Het Tuchtgerecht heeft de zaak op 21 september 2010 behandeld op zijn openbare terechtzitting, gehouden te Amersfoort.

Ter terechtzitting is verschenen de heer [naam betrokkene], geboren op [geboortedatum], thans wonende aan de [adres].

Voorts zijn ter zitting verschenen mr. R.B.R. Henke, namens het Productschap Vee en Vlees (PVV) en de heer H.G.M. Grolleman, namens het CBD.
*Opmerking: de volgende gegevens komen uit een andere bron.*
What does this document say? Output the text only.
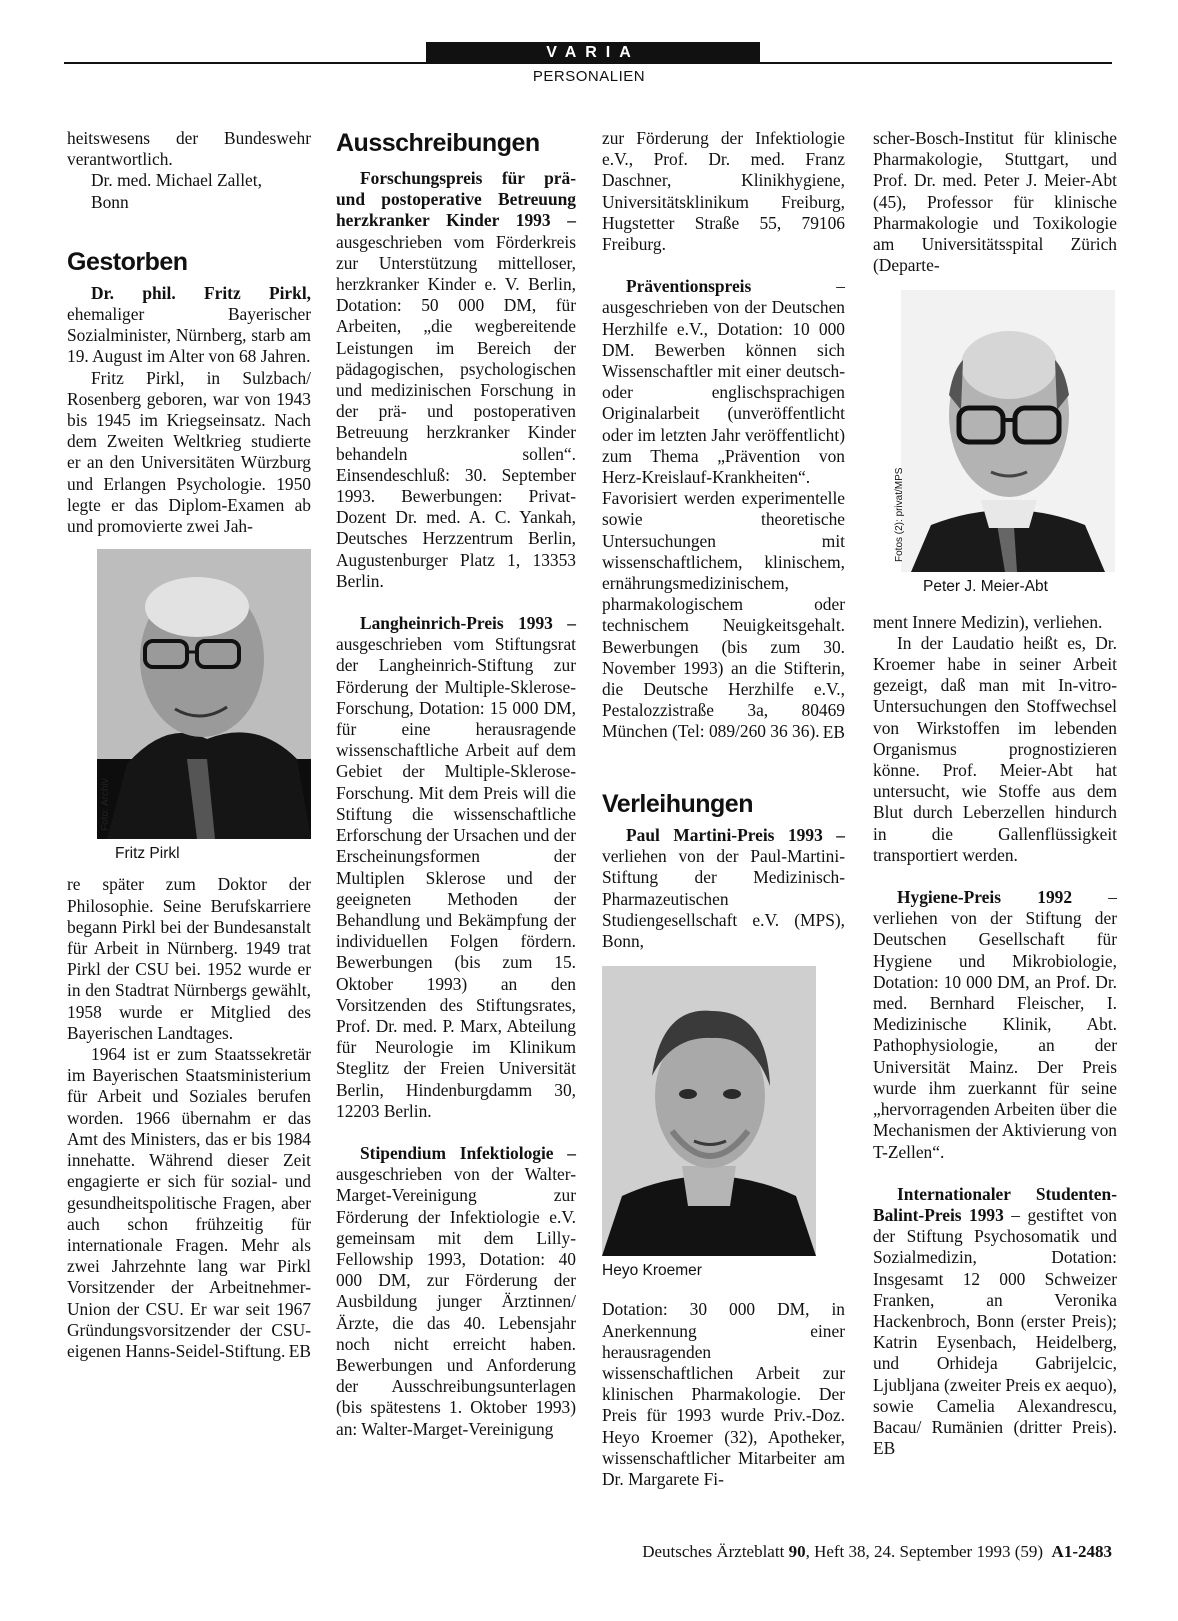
VARIA
PERSONALIEN

heitswesens der Bundeswehr verantwortlich.

Dr. med. Michael Zallet,

Bonn

Gestorben

Dr. phil. Fritz Pirkl, ehemaliger Bayerischer Sozialminister, Nürnberg, starb am 19. August im Alter von 68 Jahren.

Fritz Pirkl, in Sulzbach/ Rosenberg geboren, war von 1943 bis 1945 im Kriegseinsatz. Nach dem Zweiten Weltkrieg studierte er an den Universitäten Würzburg und Erlangen Psychologie. 1950 legte er das Diplom-Examen ab und promovierte zwei Jah-

Foto: Archiv
Fritz Pirkl

re später zum Doktor der Philosophie. Seine Berufskarriere begann Pirkl bei der Bundesanstalt für Arbeit in Nürnberg. 1949 trat Pirkl der CSU bei. 1952 wurde er in den Stadtrat Nürnbergs gewählt, 1958 wurde er Mitglied des Bayerischen Landtages.

1964 ist er zum Staatssekretär im Bayerischen Staatsministerium für Arbeit und Soziales berufen worden. 1966 übernahm er das Amt des Ministers, das er bis 1984 innehatte. Während dieser Zeit engagierte er sich für sozial- und gesundheitspolitische Fragen, aber auch schon frühzeitig für internationale Fragen. Mehr als zwei Jahrzehnte lang war Pirkl Vorsitzender der Arbeitnehmer-Union der CSU. Er war seit 1967 Gründungsvorsitzender der CSU-eigenen Hanns-Seidel-Stiftung. EB

Ausschreibungen

Forschungspreis für prä- und postoperative Betreuung herzkranker Kinder 1993 – ausgeschrieben vom Förderkreis zur Unterstützung mittelloser, herzkranker Kinder e. V. Berlin, Dotation: 50 000 DM, für Arbeiten, „die wegbereitende Leistungen im Bereich der pädagogischen, psychologischen und medizinischen Forschung in der prä- und postoperativen Betreuung herzkranker Kinder behandeln sollen“. Einsendeschluß: 30. September 1993. Bewerbungen: Privat-Dozent Dr. med. A. C. Yankah, Deutsches Herzzentrum Berlin, Augustenburger Platz 1, 13353 Berlin.

Langheinrich-Preis 1993 – ausgeschrieben vom Stiftungsrat der Langheinrich-Stiftung zur Förderung der Multiple-Sklerose-Forschung, Dotation: 15 000 DM, für eine herausragende wissenschaftliche Arbeit auf dem Gebiet der Multiple-Sklerose-Forschung. Mit dem Preis will die Stiftung die wissenschaftliche Erforschung der Ursachen und der Erscheinungsformen der Multiplen Sklerose und der geeigneten Methoden der Behandlung und Bekämpfung der individuellen Folgen fördern. Bewerbungen (bis zum 15. Oktober 1993) an den Vorsitzenden des Stiftungsrates, Prof. Dr. med. P. Marx, Abteilung für Neurologie im Klinikum Steglitz der Freien Universität Berlin, Hindenburgdamm 30, 12203 Berlin.

Stipendium Infektiologie – ausgeschrieben von der Walter-Marget-Vereinigung zur Förderung der Infektiologie e.V. gemeinsam mit dem Lilly-Fellowship 1993, Dotation: 40 000 DM, zur Förderung der Ausbildung junger Ärztinnen/Ärzte, die das 40. Lebensjahr noch nicht erreicht haben. Bewerbungen und Anforderung der Ausschreibungsunterlagen (bis spätestens 1. Oktober 1993) an: Walter-Marget-Vereinigung

zur Förderung der Infektiologie e.V., Prof. Dr. med. Franz Daschner, Klinikhygiene, Universitätsklinikum Freiburg, Hugstetter Straße 55, 79106 Freiburg.

Präventionspreis	– ausgeschrieben von der Deutschen Herzhilfe e.V., Dotation: 10 000 DM. Bewerben können sich Wissenschaftler mit einer deutsch- oder englischsprachigen Originalarbeit (unveröffentlicht oder im letzten Jahr veröffentlicht) zum Thema „Prävention von Herz-Kreislauf-Krankheiten“. Favorisiert werden experimentelle sowie theoretische Untersuchungen mit wissenschaftlichem, klinischem, ernährungsmedizinischem, pharmakologischem oder technischem Neuigkeitsgehalt. Bewerbungen (bis zum 30. November 1993) an die Stifterin, die Deutsche Herzhilfe e.V., Pestalozzistraße 3a, 80469 München (Tel: 089/260 36 36). EB

Verleihungen

Paul Martini-Preis 1993 – verliehen von der Paul-Martini-Stiftung der Medizinisch-Pharmazeutischen Studiengesellschaft e.V. (MPS), Bonn,

Heyo Kroemer

Dotation: 30 000 DM, in Anerkennung einer herausragenden wissenschaftlichen Arbeit zur klinischen Pharmakologie. Der Preis für 1993 wurde Priv.-Doz. Heyo Kroemer (32), Apotheker, wissenschaftlicher Mitarbeiter am Dr. Margarete Fi-

scher-Bosch-Institut für klinische Pharmakologie, Stuttgart, und Prof. Dr. med. Peter J. Meier-Abt (45), Professor für klinische Pharmakologie und Toxikologie am Universitätsspital Zürich (Departe-

Fotos (2): privat/MPS
Peter J. Meier-Abt

ment Innere Medizin), verliehen.

In der Laudatio heißt es, Dr. Kroemer habe in seiner Arbeit gezeigt, daß man mit In-vitro-Untersuchungen den Stoffwechsel von Wirkstoffen im lebenden Organismus prognostizieren könne. Prof. Meier-Abt hat untersucht, wie Stoffe aus dem Blut durch Leberzellen hindurch in die Gallenflüssigkeit transportiert werden.

Hygiene-Preis 1992 – verliehen von der Stiftung der Deutschen Gesellschaft für Hygiene und Mikrobiologie, Dotation: 10 000 DM, an Prof. Dr. med. Bernhard Fleischer, I. Medizinische Klinik, Abt. Pathophysiologie, an der Universität Mainz. Der Preis wurde ihm zuerkannt für seine „hervorragenden Arbeiten über die Mechanismen der Aktivierung von T-Zellen“.

Internationaler Studenten-Balint-Preis 1993 – gestiftet von der Stiftung Psychosomatik und Sozialmedizin, Dotation: Insgesamt 12 000 Schweizer Franken, an Veronika Hackenbroch, Bonn (erster Preis); Katrin Eysenbach, Heidelberg, und Orhideja Gabrijelcic, Ljubljana (zweiter Preis ex aequo), sowie Camelia Alexandrescu, Bacau/ Rumänien (dritter Preis). EB

Deutsches Ärzteblatt 90, Heft 38, 24. September 1993 (59) A1-2483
Het Tuchtgerecht heeft op 5 oktober 2010 uitspraak gedaan.

Verweten gedraging:

Betrokkene wordt verweten in strijd met de Verordening varkensleveringen (PVV) 2007 varkens te hebben af gevoerd.
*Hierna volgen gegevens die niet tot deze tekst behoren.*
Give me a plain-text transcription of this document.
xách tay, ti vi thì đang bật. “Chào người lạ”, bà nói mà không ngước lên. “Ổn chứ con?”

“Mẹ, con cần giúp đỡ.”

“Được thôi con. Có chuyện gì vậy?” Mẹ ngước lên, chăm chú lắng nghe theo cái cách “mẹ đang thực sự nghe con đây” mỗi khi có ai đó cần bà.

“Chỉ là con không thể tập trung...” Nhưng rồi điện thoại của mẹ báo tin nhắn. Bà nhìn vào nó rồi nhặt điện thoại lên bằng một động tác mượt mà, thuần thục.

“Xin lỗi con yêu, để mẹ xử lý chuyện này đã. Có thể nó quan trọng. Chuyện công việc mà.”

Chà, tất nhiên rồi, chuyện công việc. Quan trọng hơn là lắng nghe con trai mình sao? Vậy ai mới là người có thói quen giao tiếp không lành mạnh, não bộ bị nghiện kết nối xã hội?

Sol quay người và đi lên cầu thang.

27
Verklaring van betrokkene:

Ter terechtzitting heeft betrokkene onder meer verklaard, zakelijk weergegeven:

De nieuwbouw op het bedrijf van betrokkene heeft vertraging opgelopen van een jaar of twee. Voor het bedrijf is een A-status aangevraagd, maar die kan niet worden verleend, omdat het bedrijf aan de openbare weg ligt, stelt betrokkene. De afnemer van de biggen heeft circa 30 UBN’s, waardoor het maximum wel eens overschreden wordt. Betrokkene heeft ook biggen geëxporteerd, maar is daarmee gestopt, omdat met buitenland niet echt goede afspraken te maken valt.

De bedrijfscapaciteit van betrokkene is met 1200 zeugen vrij groot. Elke week moeten er circa 600 biggen worden afgevoerd. Met de vaste afnemer had betrokkene wel goede contacten.

De VION vraagt het transport aan. Als het transport niet uitgevoerd mag worden, dan ziet betrokkene dat te laat, als het transport feitelijk al is uitgevoerd. Alle overtredingen zijn begaan onder de omstandigheid dat betrokkene nog niet op de hoogte was van deze ongeoorloofdheid.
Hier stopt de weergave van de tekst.